Quoting
Taxing Matters
No Harold. You're not thinking this through. You're not a lawyer so I don't expect you to understand the details of litigation. So let me explain in some more detail. The OP asked if the therapist could be forced to ADMIT that he took money fro to not provide the services the OP believes the therapist should have provided. An admission is a statement from a person affirming that some fact is true. So an admission would be something like the therapist stating "Yes, I took money from your ex in exchange for not providing those services." That admission could then be used against the therapist. But there is no way to force the therapist to make any such admission. In litigation you can ask for the admission in requests for admission, as part of interrogatories, or in a deposition. Absent a good claim of a Fifth Amendment privilege (which would be available if what the therapist did was a crime) the therapist can be forced to provide an answer. So he answers — and says no, he never took money from the ex in exchange for not providing the services. That may be true or it may be lie. But either way, once he's answered the OP would be done.

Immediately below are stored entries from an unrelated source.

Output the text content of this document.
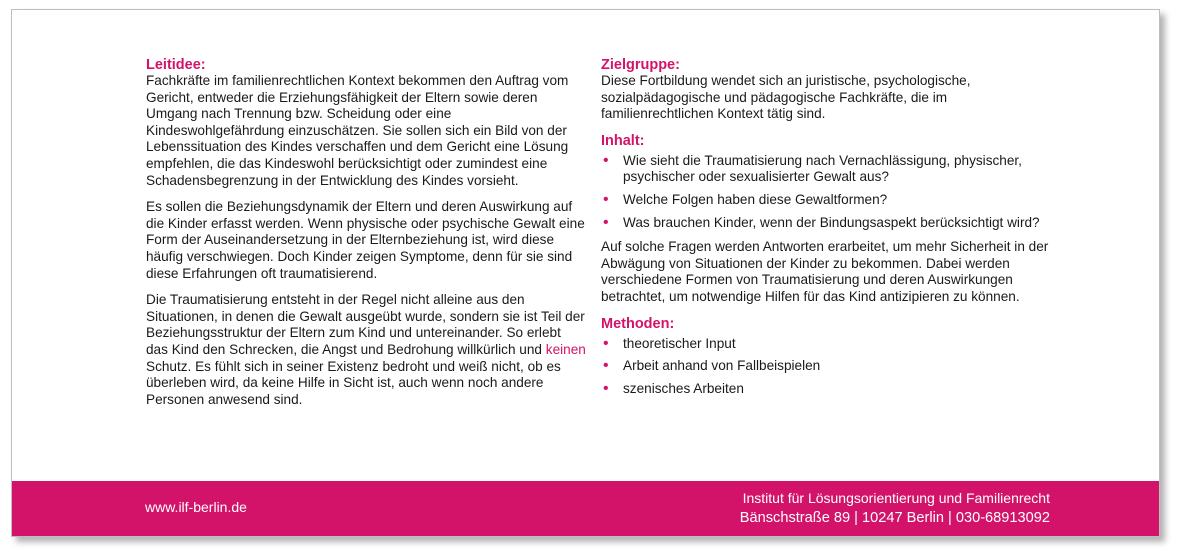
Leitidee:

Fachkräfte im familienrechtlichen Kontext bekommen den Auftrag vom Gericht, entweder die Erziehungsfähigkeit der Eltern sowie deren Umgang nach Trennung bzw. Scheidung oder eine Kindeswohlgefährdung einzuschätzen. Sie sollen sich ein Bild von der Lebenssituation des Kindes verschaffen und dem Gericht eine Lösung empfehlen, die das Kindeswohl berücksichtigt oder zumindest eine Schadensbegrenzung in der Entwicklung des Kindes vorsieht.

Es sollen die Beziehungsdynamik der Eltern und deren Auswirkung auf die Kinder erfasst werden. Wenn physische oder psychische Gewalt eine Form der Auseinandersetzung in der Elternbeziehung ist, wird diese häufig verschwiegen. Doch Kinder zeigen Symptome, denn für sie sind diese Erfahrungen oft traumatisierend.

Die Traumatisierung entsteht in der Regel nicht alleine aus den Situationen, in denen die Gewalt ausgeübt wurde, sondern sie ist Teil der Beziehungsstruktur der Eltern zum Kind und untereinander. So erlebt das Kind den Schrecken, die Angst und Bedrohung willkürlich und keinen Schutz. Es fühlt sich in seiner Existenz bedroht und weiß nicht, ob es überleben wird, da keine Hilfe in Sicht ist, auch wenn noch andere Personen anwesend sind.

Zielgruppe:

Diese Fortbildung wendet sich an juristische, psychologische, sozialpädagogische und pädagogische Fachkräfte, die im familienrechtlichen Kontext tätig sind.

Inhalt:

• Wie sieht die Traumatisierung nach Vernachlässigung, physischer, psychischer oder sexualisierter Gewalt aus?
• Welche Folgen haben diese Gewaltformen?
• Was brauchen Kinder, wenn der Bindungsaspekt berücksichtigt wird?

Auf solche Fragen werden Antworten erarbeitet, um mehr Sicherheit in der Abwägung von Situationen der Kinder zu bekommen. Dabei werden verschiedene Formen von Traumatisierung und deren Auswirkungen betrachtet, um notwendige Hilfen für das Kind antizipieren zu können.

Methoden:

• theoretischer Input
• Arbeit anhand von Fallbeispielen
• szenisches Arbeiten
www.ilf-berlin.de
Institut für Lösungsorientierung und Familienrecht
Bänschstraße 89 | 10247 Berlin | 030-68913092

He cannot force the therapist to say that he did take the money. He could not successfully go to court, stamp his feet, demand the court force the therapist to make that admission. So if what the OP really wants is the therapist to be forced to give that admission he's going to be disappointed because there is no way to force the therapist to do that. He can ask the question and hope for the best, but that's it.
Of course in litigation the OP could in discovery seek evidence like bank records to try to prove that the therapist did what OP alleges. But those bank records are not admissions by the therapist. The bank records would be admissible evidence, but would not be an admission by the therapist. There is a significant difference there between the term admissible as it relates to getting evidence before the court and the term admission which relates to statements made by someone. While the words are similar, the context in which the terms are used matter significantly. If the OP can get enough good evidence to build a case that the therapist did what he claims the therapist did then that would of course be useful to his case. But constructing that case does not result in any admission by the therapist that he did it. You see this all the time — most cases that are won are done without ever getting an actual admission (confession) that the defendant did what he was alleged to have done. Instead the plaintiff in a civil case or prosecutor in a criminal case has to prove the case without that admission using whatever evidence they have gathered.